Oui, mais voilà, l'avocat peut être également dépositaire de pièces couvertes par le secret médical.

Le fait justificatif de l'exercice de sa propre défense peut-il s'étendre à de telles pièces ?

La première chambre civile vient de répondre par la négative : « si l'avocat est délié du secret professionnel auquel il est normalement tenu, lorsque les strictes exigences de sa propre défense en justice le justifient, ce fait justificatif ne s'étend pas aux documents couverts par le secret médical qui ont été remis à l'avocat par la personne concernée et qui ne peuvent être produits en justice qu'avec l'accord de celle-ci »

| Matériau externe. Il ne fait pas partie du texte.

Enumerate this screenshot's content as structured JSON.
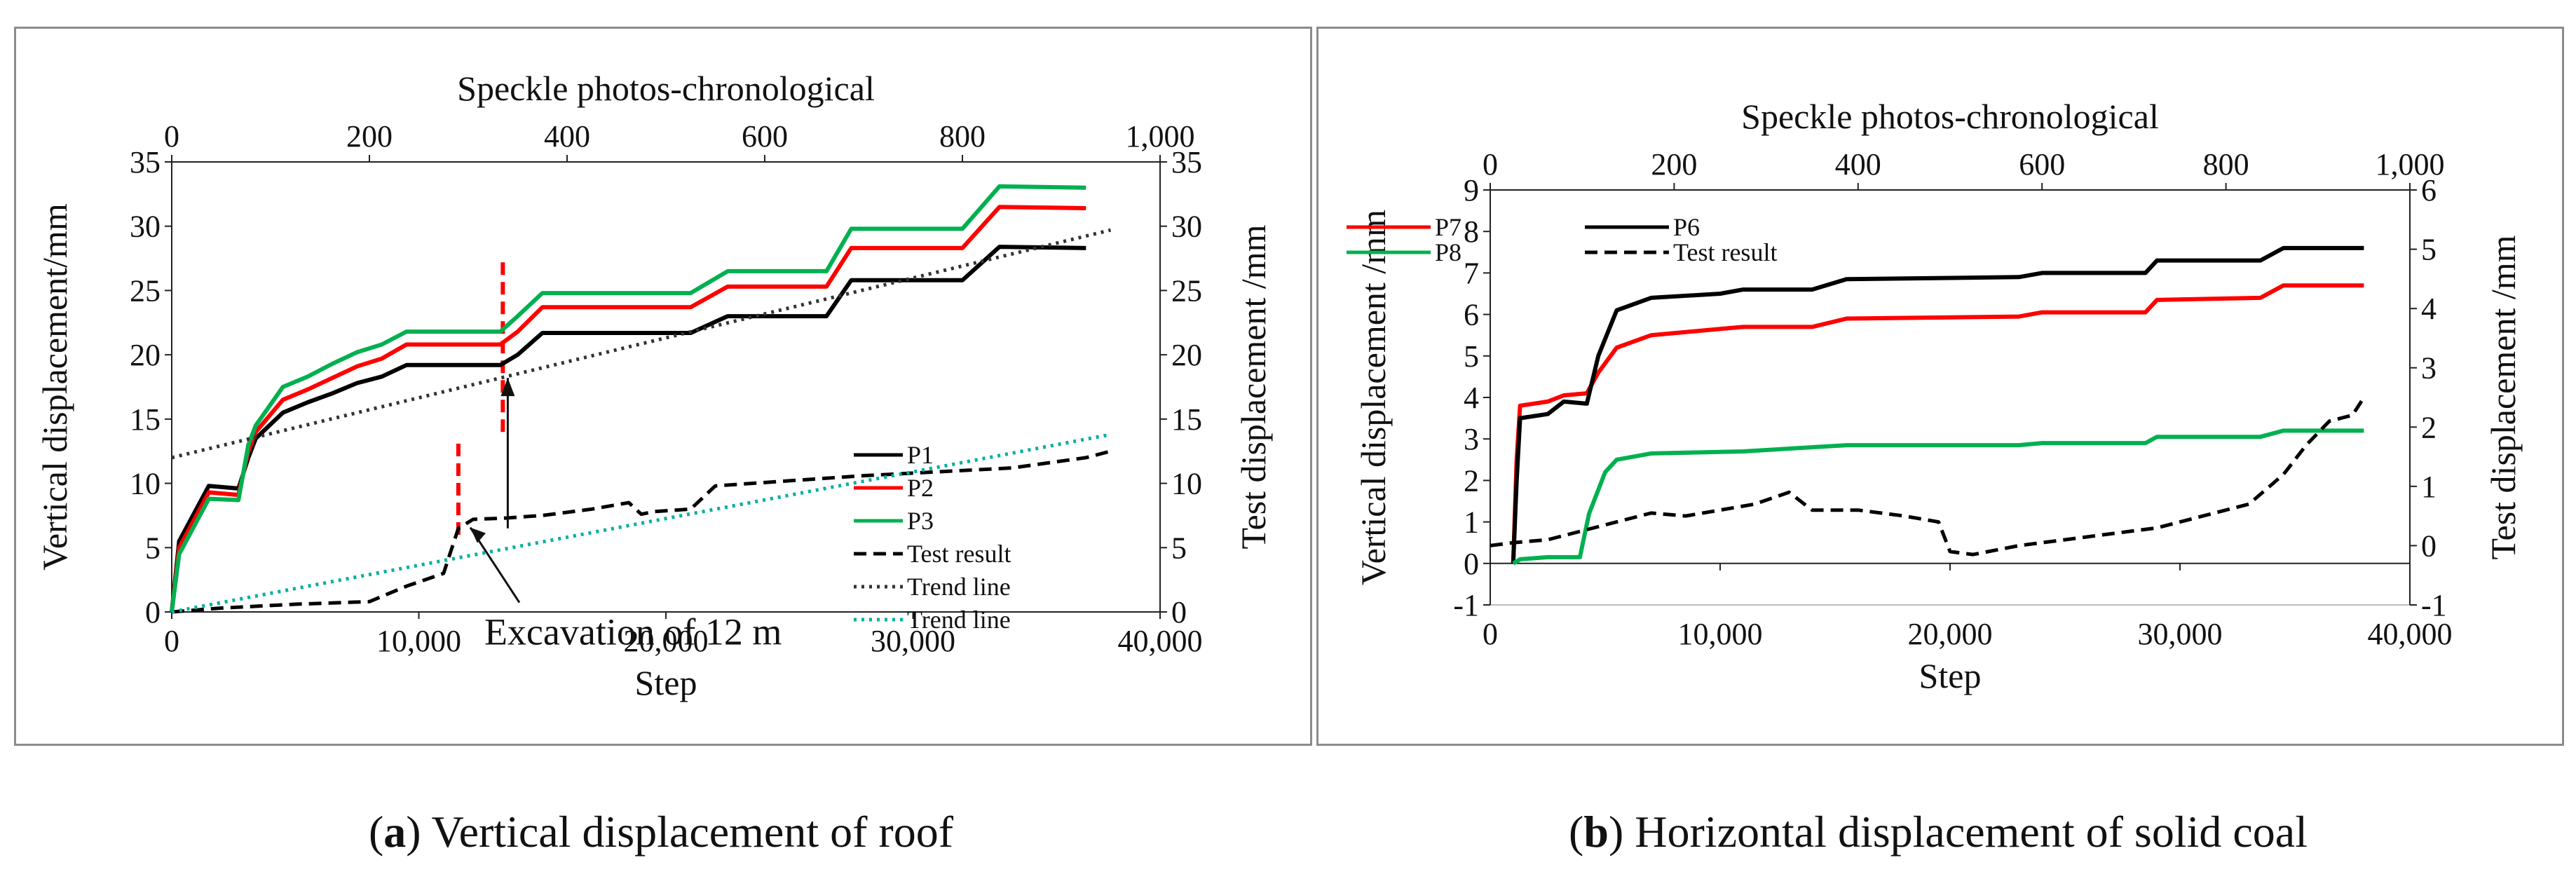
{
  "chart_data": [
    {
      "type": "line",
      "panel": "a",
      "xlabel": "Step",
      "x2label": "Speckle photos-chronological",
      "ylabel": "Vertical displacement/mm",
      "y2label": "Test displacement /mm",
      "xlim": [
        0,
        40000
      ],
      "x2lim": [
        0,
        1000
      ],
      "ylim": [
        0,
        35
      ],
      "y2lim": [
        0,
        35
      ],
      "xticks": [
        "0",
        "10,000",
        "20,000",
        "30,000",
        "40,000"
      ],
      "x2ticks": [
        "0",
        "200",
        "400",
        "600",
        "800",
        "1,000"
      ],
      "yticks": [
        "0",
        "5",
        "10",
        "15",
        "20",
        "25",
        "30",
        "35"
      ],
      "y2ticks": [
        "0",
        "5",
        "10",
        "15",
        "20",
        "25",
        "30",
        "35"
      ],
      "grid": false,
      "legend": "right",
      "series": [
        {
          "name": "P1",
          "axis": "left",
          "color": "#000000",
          "style": "solid",
          "x": [
            0,
            300,
            1500,
            2700,
            3100,
            3400,
            4500,
            5500,
            6500,
            7500,
            8500,
            9500,
            10500,
            13300,
            14000,
            15000,
            21000,
            22500,
            26500,
            27500,
            32000,
            33500,
            37000
          ],
          "y": [
            0,
            5.5,
            9.8,
            9.6,
            12,
            13.5,
            15.5,
            16.3,
            17,
            17.8,
            18.3,
            19.2,
            19.2,
            19.2,
            20,
            21.7,
            21.7,
            23,
            23,
            25.8,
            25.8,
            28.4,
            28.3
          ]
        },
        {
          "name": "P2",
          "axis": "left",
          "color": "#ff0000",
          "style": "solid",
          "x": [
            0,
            300,
            1500,
            2700,
            3100,
            3400,
            4500,
            5500,
            6500,
            7500,
            8500,
            9500,
            10500,
            13300,
            14000,
            15000,
            21000,
            22500,
            26500,
            27500,
            32000,
            33500,
            37000
          ],
          "y": [
            0,
            5,
            9.3,
            9.1,
            12.5,
            14,
            16.5,
            17.3,
            18.2,
            19.1,
            19.7,
            20.8,
            20.8,
            20.8,
            21.8,
            23.7,
            23.7,
            25.3,
            25.3,
            28.3,
            28.3,
            31.5,
            31.4
          ]
        },
        {
          "name": "P3",
          "axis": "left",
          "color": "#00b050",
          "style": "solid",
          "x": [
            0,
            300,
            1500,
            2700,
            3100,
            3400,
            4500,
            5500,
            6500,
            7500,
            8500,
            9500,
            10500,
            13300,
            14000,
            15000,
            21000,
            22500,
            26500,
            27500,
            32000,
            33500,
            37000
          ],
          "y": [
            0,
            4.5,
            8.8,
            8.7,
            13,
            14.5,
            17.5,
            18.3,
            19.3,
            20.2,
            20.8,
            21.8,
            21.8,
            21.8,
            23,
            24.8,
            24.8,
            26.5,
            26.5,
            29.8,
            29.8,
            33.1,
            33
          ]
        },
        {
          "name": "Test result",
          "axis": "right",
          "color": "#000000",
          "style": "dashed",
          "x": [
            0,
            2000,
            5000,
            8000,
            9500,
            11000,
            11600,
            12200,
            13500,
            15000,
            17000,
            18500,
            19000,
            19500,
            21000,
            22000,
            25000,
            28000,
            31000,
            34000,
            37000,
            38000
          ],
          "y": [
            0,
            0.3,
            0.6,
            0.8,
            2,
            3,
            6.5,
            7.2,
            7.3,
            7.5,
            8,
            8.5,
            7.6,
            7.8,
            8,
            9.8,
            10.2,
            10.6,
            10.9,
            11.2,
            12,
            12.5
          ]
        },
        {
          "name": "Trend line",
          "axis": "left",
          "color": "#333333",
          "style": "dotted",
          "x": [
            0,
            38000
          ],
          "y": [
            12,
            29.7
          ]
        },
        {
          "name": "Trend line",
          "axis": "left",
          "color": "#00b0a0",
          "style": "dotted",
          "x": [
            0,
            38000
          ],
          "y": [
            0,
            13.8
          ]
        }
      ],
      "annotations": [
        {
          "text": "Excavation of 12 m",
          "x": 11800,
          "y": 7
        }
      ],
      "markers": [
        {
          "type": "vline",
          "color": "#ff0000",
          "style": "dashed",
          "x": 11600,
          "y": [
            6,
            13.5
          ]
        },
        {
          "type": "vline",
          "color": "#ff0000",
          "style": "dashed",
          "x": 13400,
          "y": [
            14,
            27.7
          ]
        }
      ]
    },
    {
      "type": "line",
      "panel": "b",
      "xlabel": "Step",
      "x2label": "Speckle photos-chronological",
      "ylabel": "Vertical displacement  /mm",
      "y2label": "Test displacement  /mm",
      "xlim": [
        0,
        40000
      ],
      "x2lim": [
        0,
        1000
      ],
      "ylim": [
        -1,
        9
      ],
      "y2lim": [
        -1,
        6
      ],
      "xticks": [
        "0",
        "10,000",
        "20,000",
        "30,000",
        "40,000"
      ],
      "x2ticks": [
        "0",
        "200",
        "400",
        "600",
        "800",
        "1,000"
      ],
      "yticks": [
        "-1",
        "0",
        "1",
        "2",
        "3",
        "4",
        "5",
        "6",
        "7",
        "8",
        "9"
      ],
      "y2ticks": [
        "-1",
        "0",
        "1",
        "2",
        "3",
        "4",
        "5",
        "6"
      ],
      "grid": false,
      "legend": "top-left",
      "series": [
        {
          "name": "P7",
          "axis": "left",
          "color": "#ff0000",
          "style": "solid",
          "x": [
            1000,
            1150,
            1300,
            2500,
            3200,
            4200,
            4700,
            5500,
            7000,
            10000,
            11000,
            14000,
            15500,
            23000,
            24000,
            28500,
            29000,
            33500,
            34500,
            38000
          ],
          "y": [
            0,
            2.5,
            3.8,
            3.9,
            4.05,
            4.1,
            4.6,
            5.2,
            5.5,
            5.65,
            5.7,
            5.7,
            5.9,
            5.95,
            6.05,
            6.05,
            6.35,
            6.4,
            6.7,
            6.7
          ]
        },
        {
          "name": "P6",
          "axis": "left",
          "color": "#000000",
          "style": "solid",
          "x": [
            1000,
            1150,
            1300,
            2500,
            3200,
            4200,
            4700,
            5500,
            7000,
            10000,
            11000,
            14000,
            15500,
            23000,
            24000,
            28500,
            29000,
            33500,
            34500,
            38000
          ],
          "y": [
            0,
            2,
            3.5,
            3.6,
            3.9,
            3.85,
            5,
            6.1,
            6.4,
            6.5,
            6.6,
            6.6,
            6.85,
            6.9,
            7,
            7,
            7.3,
            7.3,
            7.6,
            7.6
          ]
        },
        {
          "name": "P8",
          "axis": "left",
          "color": "#00b050",
          "style": "solid",
          "x": [
            1000,
            1300,
            2500,
            3900,
            4300,
            5000,
            5500,
            7000,
            11000,
            15500,
            23000,
            24000,
            28500,
            29000,
            33500,
            34500,
            38000
          ],
          "y": [
            0,
            0.1,
            0.15,
            0.15,
            1.2,
            2.2,
            2.5,
            2.65,
            2.7,
            2.85,
            2.85,
            2.9,
            2.9,
            3.05,
            3.05,
            3.2,
            3.2
          ]
        },
        {
          "name": "Test result",
          "axis": "right",
          "color": "#000000",
          "style": "dashed",
          "x": [
            0,
            1000,
            2500,
            4000,
            5500,
            7000,
            8500,
            10000,
            11500,
            13000,
            14000,
            16000,
            18000,
            19500,
            20000,
            21000,
            23000,
            25000,
            27000,
            29000,
            31000,
            33000,
            34500,
            35500,
            36500,
            37500,
            38000
          ],
          "y": [
            0,
            0.05,
            0.1,
            0.25,
            0.4,
            0.55,
            0.5,
            0.6,
            0.7,
            0.9,
            0.6,
            0.6,
            0.5,
            0.4,
            -0.1,
            -0.15,
            0,
            0.1,
            0.2,
            0.3,
            0.5,
            0.7,
            1.2,
            1.7,
            2.1,
            2.2,
            2.5
          ]
        }
      ]
    }
  ],
  "captions": {
    "a_label": "a",
    "a_text": " Vertical displacement of roof",
    "b_label": "b",
    "b_text": " Horizontal displacement of solid coal"
  }
}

Cour de cassation - Première chambre civile - Arrêt de rejet n° 792 du 28 juin 2012 (11-14.486)

... Attendu que M. X... reproche à l'arrêt d'écarter des débats un certificat médical que lui avait remis M. Y..., alors, selon le moyen, qu'en vertu de l'article 4 du décret du 12 juillet 2005 relatif aux règles de déontologie de la profession d'avocat, l'avocat peut, pour les strictes exigences de sa propre défense devant une juridiction, procéder à une divulgation contrevenant au secret professionnel ; que dès lors, en l'espèce où, pour établir que M. Y..., au soutien de sa demande de réparation d'un préjudice moral, attribuait à tort à la faute qu'il lui imputait les troubles psychologiques dont il disait souffrir, M. X..., avocat, produisait un certificat médical tiré d'un autre dossier et attestant de l'antériorité de ces troubles, la cour d'appel, en se bornant à énoncer que cette production ne saurait être justifiée par les strictes exigences de sa propre défense sans indiquer de quels éléments de la cause, de droit ou de fait, était déduite cette affirmation, n'a pas donné de base légale à sa décision au regard de cet article, et de l'article 226-13 du code pénal ;

Mais attendu que si l'avocat est délié du secret professionnel auquel il est normalement tenu, lorsque les strictes exigences de sa propre défense en justice le justifient, ce fait justificatif ne s'étend pas aux documents couverts par le secret médical qui ont été remis à l'avocat par la personne concernée et qui ne peuvent être produits en justice qu'avec l'accord de celle-ci ; que par ce motif de pur droit substitué à ceux critiqués dans les conditions de l'article 1015 du code de procédure civile, l'arrêt se trouve légalement justifié...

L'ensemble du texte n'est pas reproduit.